Le jour et la nuit du croyant : l’invocation, la moelle de l’adoration
Hassan al-Basri, paix à son âme, dit : « Ô fils d’Adam ! Tu n’es qu’une somme de jours ; chaque jour qui passe, c’est une partie de toi qui disparaît ! ».
Nos œuvres sont-elles autre chose qu’invocation ?
Dieu Exalté soit-Il fait une annonce à Ses Serviteurs : « Et quand Mes serviteurs t’interrogent sur Moi, alors Je suis tout proche : Je réponds à l’appel de celui qui M’invoque lorsqu’il M’invoque. Qu’ils répondent à Mon appel, et qu’ils croient en Moi, afin qu’ils soient bien guidés. » (1)
C’est un appel de Dieu Exalté soit-Il à celui qui a délaissé la Porte de son Seigneur, et s’est privé de Ses faveurs. « Dis : Mon Seigneur ne se souciera pas de vous sans votre invocation » (2). Un appel confirmé par le hadith prophétique pour démontrer le danger, pour le croyant et la croyante, de délaisser la Porte de Dieu : « Certes celui qui ne demande pas à Dieu, Dieu se met en colère contre lui » (3)
L’invocation est l’Adoration : avons-nous été créés pour autre chose que l’Adoration ? « Je n’ai créé les djinns et les hommes que pour qu’ils M’adorent. » (4). Si l’on veut donner un sens à notre vie, à notre existence, invoquons Dieu car c’est cela l’Adoration.
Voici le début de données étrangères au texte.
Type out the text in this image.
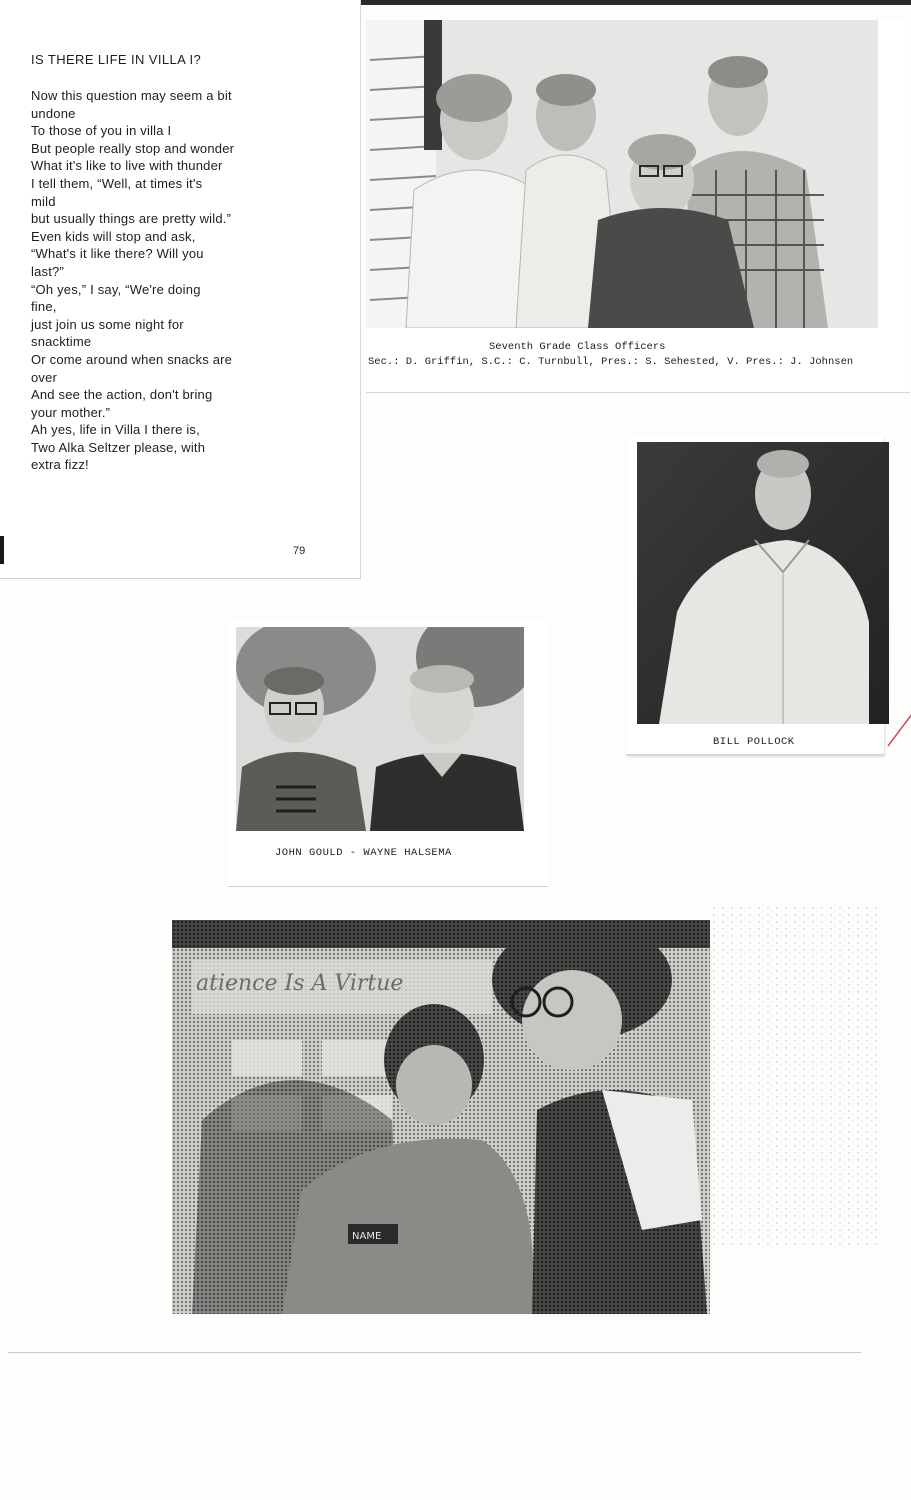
IS THERE LIFE IN VILLA I?
Now this question may seem a bit
undone
To those of you in villa I
But people really stop and wonder
What it's like to live with thunder
I tell them, “Well, at times it's
mild
but usually things are pretty wild.”
Even kids will stop and ask,
“What's it like there? Will you
last?”
“Oh yes,” I say, “We're doing
fine,
just join us some night for
snacktime
Or come around when snacks are
over
And see the action, don't bring
your mother.”
Ah yes, life in Villa I there is,
Two Alka Seltzer please, with
extra fizz!
79

Seventh Grade Class Officers

Sec.: D. Griffin, S.C.: C. Turnbull, Pres.: S. Sehested, V. Pres.: J. Johnsen

BILL POLLOCK

JOHN GOULD - WAYNE HALSEMA

atience Is A Virtue
NAME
L’invocation est la moelle (ou cerveau) de l’Adoration.
Remarquons que le Prophète, paix et salut sur lui, a spécifié l’Adoration par cette grande caractéristique et cette belle appellation : “la moelle”. La moelle est quelque chose de tendre comme devrait l’être l’invocation, elle est cachée et protégée comme doit l’être notre invocation que l’on doit protéger et garder discrète (secrète) car on invoque Dieu qui est tout proche de nous, et non éloigné.
Un ami de Dieu disait : « ô Seigneur, accorde-nous les saveurs des supplications ! » car l’invocation du Serviteur à son Seigneur a une saveur.
Les mérites de l’invocation
Elle est l’une des meilleures œuvres du cœur et l’un des plus puissants moyens pour se rapprocher de Dieu Exalté soit-Il ; elle est le moyen d’avoir une bonne vie ici-bas, et le bonheur éternel dans la vie dernière. Si l’invocation n’avait pour seul mérite que la Proximité de Dieu, cela suffirait. Que dire alors si elle avait de nombreux mérites et bénédictions ?
D’après Abou Hourayra, que Dieu l’agrée, le Prophète, paix et salut sur lui, a dit : « Rien n’est aussi noble pour Dieu que l’invocation » (5). Ses Serviteurs se présentent à Lui sous leur véritable apparence, humbles devant Sa Majesté, exprimant leur détresse et leurs besoins, alors Il les récompense et les inonde de Ses Dons et Bienfaits.
Par égard et Miséricorde pour Ses Serviteurs, Dieu nous a appris comment L’invoquer comme Il nous a appris comment L’adorer : la meilleure invocation est celle faite avec les Paroles de Dieu, c’est la meilleure invocation par laquelle nous nous adressons à Dieu car elle provient de Lui et elle Lui est adressée.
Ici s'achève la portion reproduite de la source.